The primary objective of an arbitrator, duly appointed to act upon a dispute, is to ensure that proper and clear adjudication of the dispute is made to conclude a dispute. An arbitrator has to adjudicate upon the basis of the documents showcased and facts narrated with implementation of proper legal interpretation and understanding. However, in cases where the dispute has been settled by way of mediation proceedings, an arbitrator cannot issue any directions adverse to the award passed by way of settlement.
In two separate petitions filed under Section 34 of the Arbitration and Conciliation Act challenging the award passed by the arbitrator with reference to the directions passed by the Arbitrator in relation to the award passed in mediation proceedings, the Delhi High Court observed that the directions issued by the Arbitrator were not in conformity with the provisions of Section 23 of the Arbitration and Conciliation Act as they were not issued by way of adjudication. In the matter of Surinder Kumar Beri v/s Deepak Beri, the Hon’ble Justice Jayant Nath held that An arbitrator cannot issue further ‘directions’ in an award based on settlement, without hearing both the parties in a process of adjudication.

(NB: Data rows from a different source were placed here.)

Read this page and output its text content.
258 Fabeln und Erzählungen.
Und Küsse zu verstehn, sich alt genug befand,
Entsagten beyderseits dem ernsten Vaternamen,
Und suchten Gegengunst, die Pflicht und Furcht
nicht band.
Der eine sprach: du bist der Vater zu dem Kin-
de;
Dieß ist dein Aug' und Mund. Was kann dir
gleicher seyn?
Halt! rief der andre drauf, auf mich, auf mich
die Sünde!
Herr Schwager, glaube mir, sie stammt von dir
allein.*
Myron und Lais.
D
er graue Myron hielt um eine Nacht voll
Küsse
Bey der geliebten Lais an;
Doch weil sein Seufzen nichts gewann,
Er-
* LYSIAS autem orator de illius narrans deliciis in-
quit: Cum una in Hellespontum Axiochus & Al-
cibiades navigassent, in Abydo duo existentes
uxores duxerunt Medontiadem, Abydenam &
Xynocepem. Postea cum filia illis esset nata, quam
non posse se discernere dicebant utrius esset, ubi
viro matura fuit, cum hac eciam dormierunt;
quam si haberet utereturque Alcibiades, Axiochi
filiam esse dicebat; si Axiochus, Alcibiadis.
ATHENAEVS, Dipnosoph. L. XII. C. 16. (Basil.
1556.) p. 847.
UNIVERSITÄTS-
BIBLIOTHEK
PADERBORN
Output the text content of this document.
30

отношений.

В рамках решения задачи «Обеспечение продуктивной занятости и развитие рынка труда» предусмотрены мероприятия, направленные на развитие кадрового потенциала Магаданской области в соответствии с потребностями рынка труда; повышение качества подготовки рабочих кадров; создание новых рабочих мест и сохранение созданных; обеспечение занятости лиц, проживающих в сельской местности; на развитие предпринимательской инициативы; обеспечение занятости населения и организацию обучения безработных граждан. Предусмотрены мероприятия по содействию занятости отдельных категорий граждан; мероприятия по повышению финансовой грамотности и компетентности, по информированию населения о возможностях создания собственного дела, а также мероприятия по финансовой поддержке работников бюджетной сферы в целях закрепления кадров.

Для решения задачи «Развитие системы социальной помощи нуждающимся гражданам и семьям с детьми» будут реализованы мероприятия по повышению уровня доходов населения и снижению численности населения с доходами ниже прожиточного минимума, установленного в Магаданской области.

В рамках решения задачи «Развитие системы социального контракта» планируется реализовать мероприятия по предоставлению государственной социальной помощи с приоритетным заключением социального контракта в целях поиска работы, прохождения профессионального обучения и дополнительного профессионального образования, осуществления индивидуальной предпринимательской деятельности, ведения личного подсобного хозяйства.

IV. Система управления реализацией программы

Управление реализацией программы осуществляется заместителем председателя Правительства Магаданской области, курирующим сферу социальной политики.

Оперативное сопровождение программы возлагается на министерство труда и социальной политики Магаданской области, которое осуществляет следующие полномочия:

It was observed that the arbitrator had issued certain ‘directions’ which did not form a part of the settlement agreement between the parties to the dispute and had indirectly been issued against the parties that were not a party to the dispute in the first place, thereby making the following observations:
“30. In the present case it is clear that the directions which are passed by the learned Arbitrator are not contained in the agreement between the parties. No doubt these directions can be said to be an attempt by the learned Arbitrator to try and execute/implement the terms and conditions agreed upon by the parties. However, such directions could be passed only by the process of adjudication after having concluded the mediation proceedings. It appears that the learned arbitrator has mixed up the mediation process and the adjudicatory process based on the hearings which have been conducted and the exchange of emails by the parties. He has recorded a settlement, passed an award based on the settlement and has also passed further directions which could only have been passed pursuant to adjudication.
31. It is clear that the directions in the award have been passed contrary to the principles of natural justice without affording any reasonable opportunity to the petitioner to file his defence and make his submissions on the merit of the case. Acting with undue haste, the learned arbitrator has chosen to add additional directions to the parties which are not part of the Settlement Agreement.
32. Directions that have been passed are clearly illegal and contrary to the mandatory and statutory procedure. The learned Arbitrator cannot suo motu on his own de hors the procedure prescribed under the Arbitration Act pass such directions. Hence, the award to the extent that it gives directions de hors the agreement between the parties, namely, Annexure A, B and C to the Award are illegal and being severable, is set aside. Such directions are contrary to the fundamental policy of Indian Law.”